За три года я не пропустила, по-моему, ни одного занятия театрального кружка, хотя роли мне не доставалось. Ставилась «Ночь после выпуска» Тендрякова, в которой все-таки описаны более реальные школьники, чем обычные ходульные персонажи. Мне очень хотелось сыграть Юльку. Е.Н. специально на эту роль уговаривала чудную маленькую умную девочку из «Г» класса, которая даже не ходила в кружок. По-моему, этой девочке вообще была чужда «театральность». Она, как и Юлька, была почти отличницей, но в ее ровном и сдержанном характере - как мне, во всяком случае, казалось - совершенно не было места Юлькиному надрыву. Девочка стеснялась, ее упросили. Как-то, в ее отсутствие, дали прочесть кусочек мне – я выпалила эти строчки, смешивая Юлькино отчаяние с собственным. Кто-то необидно засмеялся моей горячности, кто-то спросил Е.Н., не попробовать ли мне дальше. Е.Н. сказала: «ведь О. шепелявит». Думаю, дело было не только в этом… От шепелявости я избавлялась потом лет пять, периодически начиная «ша-ши-ше»... Избавилась, а потом махнула рукой. Но я участвовала во всех упражнениях и этюдах, ради этого ходила, и за это была благодарна. Это был опыт общения с людьми, попытки хоть немного побыть участником и собеседником, а то, что это – игра, уменьшало мою застенчивость.

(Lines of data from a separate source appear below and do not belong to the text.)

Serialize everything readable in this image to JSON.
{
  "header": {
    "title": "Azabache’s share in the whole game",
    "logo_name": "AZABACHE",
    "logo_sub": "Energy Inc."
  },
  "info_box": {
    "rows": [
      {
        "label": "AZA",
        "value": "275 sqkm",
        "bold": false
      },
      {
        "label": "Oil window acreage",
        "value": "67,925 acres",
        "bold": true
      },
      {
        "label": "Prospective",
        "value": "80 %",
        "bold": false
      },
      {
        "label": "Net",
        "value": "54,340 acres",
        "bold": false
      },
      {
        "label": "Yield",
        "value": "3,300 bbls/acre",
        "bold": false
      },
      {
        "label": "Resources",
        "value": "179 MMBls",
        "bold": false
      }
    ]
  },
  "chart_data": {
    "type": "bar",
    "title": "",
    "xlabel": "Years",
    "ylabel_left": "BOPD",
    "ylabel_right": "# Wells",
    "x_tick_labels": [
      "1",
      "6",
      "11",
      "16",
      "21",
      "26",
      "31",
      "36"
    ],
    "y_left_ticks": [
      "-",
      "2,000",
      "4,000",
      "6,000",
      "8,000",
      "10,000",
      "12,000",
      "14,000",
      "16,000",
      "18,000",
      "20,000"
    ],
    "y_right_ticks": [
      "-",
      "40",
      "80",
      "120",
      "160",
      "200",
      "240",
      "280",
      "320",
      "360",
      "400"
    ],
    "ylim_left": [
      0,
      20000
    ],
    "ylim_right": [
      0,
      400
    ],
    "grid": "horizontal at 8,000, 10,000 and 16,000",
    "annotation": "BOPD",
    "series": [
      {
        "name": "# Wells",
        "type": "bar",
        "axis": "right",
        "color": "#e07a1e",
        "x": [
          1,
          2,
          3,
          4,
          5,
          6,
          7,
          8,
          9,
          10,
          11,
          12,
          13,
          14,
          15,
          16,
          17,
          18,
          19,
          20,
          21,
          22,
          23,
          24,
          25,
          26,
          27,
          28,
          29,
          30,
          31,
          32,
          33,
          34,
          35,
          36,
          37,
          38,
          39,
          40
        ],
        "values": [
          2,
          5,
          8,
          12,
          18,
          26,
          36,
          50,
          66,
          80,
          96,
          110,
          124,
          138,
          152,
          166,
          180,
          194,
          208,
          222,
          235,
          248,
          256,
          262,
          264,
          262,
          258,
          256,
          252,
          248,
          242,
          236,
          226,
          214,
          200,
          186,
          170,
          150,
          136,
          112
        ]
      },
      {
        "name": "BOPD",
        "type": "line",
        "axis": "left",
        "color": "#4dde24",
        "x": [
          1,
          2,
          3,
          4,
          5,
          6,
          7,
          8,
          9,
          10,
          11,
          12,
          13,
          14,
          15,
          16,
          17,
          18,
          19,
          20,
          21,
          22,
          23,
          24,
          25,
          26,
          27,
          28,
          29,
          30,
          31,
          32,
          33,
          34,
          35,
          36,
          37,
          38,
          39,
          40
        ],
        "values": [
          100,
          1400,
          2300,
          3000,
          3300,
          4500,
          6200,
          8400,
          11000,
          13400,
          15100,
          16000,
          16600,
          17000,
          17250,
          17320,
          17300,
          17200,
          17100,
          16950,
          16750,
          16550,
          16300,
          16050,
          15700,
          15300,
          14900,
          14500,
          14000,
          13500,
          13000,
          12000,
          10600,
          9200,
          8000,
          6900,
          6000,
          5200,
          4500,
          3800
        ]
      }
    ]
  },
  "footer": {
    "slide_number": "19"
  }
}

Мне запомнилось одно упражнение. Е.Н. поставила нас парами. Не давая специального задания, она попросила нас две минуты смотреть друг на друга. Я не знала, зачем это нужно, но ко всему, что говорила Е.Н., относилась восторженно и послушно, и прикладывала все усилия, стараясь лучше понять ее мысль. Передо мной стояла почти незнакомая мне девочка из параллельного класса. Я сразу подумала - наверное, я должна представить себе, что это человек, которого я очень люблю, мой друг. У девочки было округлое миловидное лицо. Современная стрижка, уложенные волнистые волосы. Она смотрела на меня внимательно, но соблюдая меру, без назойливой пристальности. Глаза у нее были светлые и прохладные, во всем облике – легкая и доброжелательная независимость. Все это я заметила, ощутила ее легкое превосходство и тут же ему покорилась, и две минуты старалась полюбить ее, сделать родной. Через две минуты Е.Н. попросила нас повернуться спиной друг к другу и начала задавать вопросы. Услышав их, я, относясь ко всему чрезвычайно серьезно, пришла в ужас. Это было упражнение на внимание. Е.Н. спрашивала о том, что мне и в голову не приходило – например, об особенностях одежды. Разглядывая меня, она спросила мою визави, какого цвета у меня пуговица на брюках. Брюки были коричневые, а пуговицу я пришила синюю, полагая все это пустяками. Но девочка, не поворачиваясь, точно ответила на вопрос. Я покраснела, и тут же устыдилась еще больше, так как не могла вспомнить о ее внешности ничего из того, что спрашивала Е.Н. Я не заметила не только цвет блузки, я даже не помнила, зеленые или голубые у нее глаза. Е.Н. тактично отошла. Мои попытки полюбить в этот момент показались мне жалкими и смешными – ведь дело было не в этом. Кроме того, я сделала вывод – я пыталась полюбить человека, которого совершенно не разглядела. То есть не увидела таким, какой он на самом деле. Кому нужна такая любовь – издевалась я над собой, упрекая себя в романтичной слепоте и искренне радуясь полученному уроку. И только через много лет подумала более спокойно – все-таки было что-то лично мое в этом упражнении. Я и сейчас помню милый холодноватый ветерок, исходивший от девочки напротив, в ответ на мое напряженное стремление ее немедленно полюбить, и эту вежливую приветливость, с которой она скользила по-моему лицу. Так ли уж важно, что я не разглядела ее одежду…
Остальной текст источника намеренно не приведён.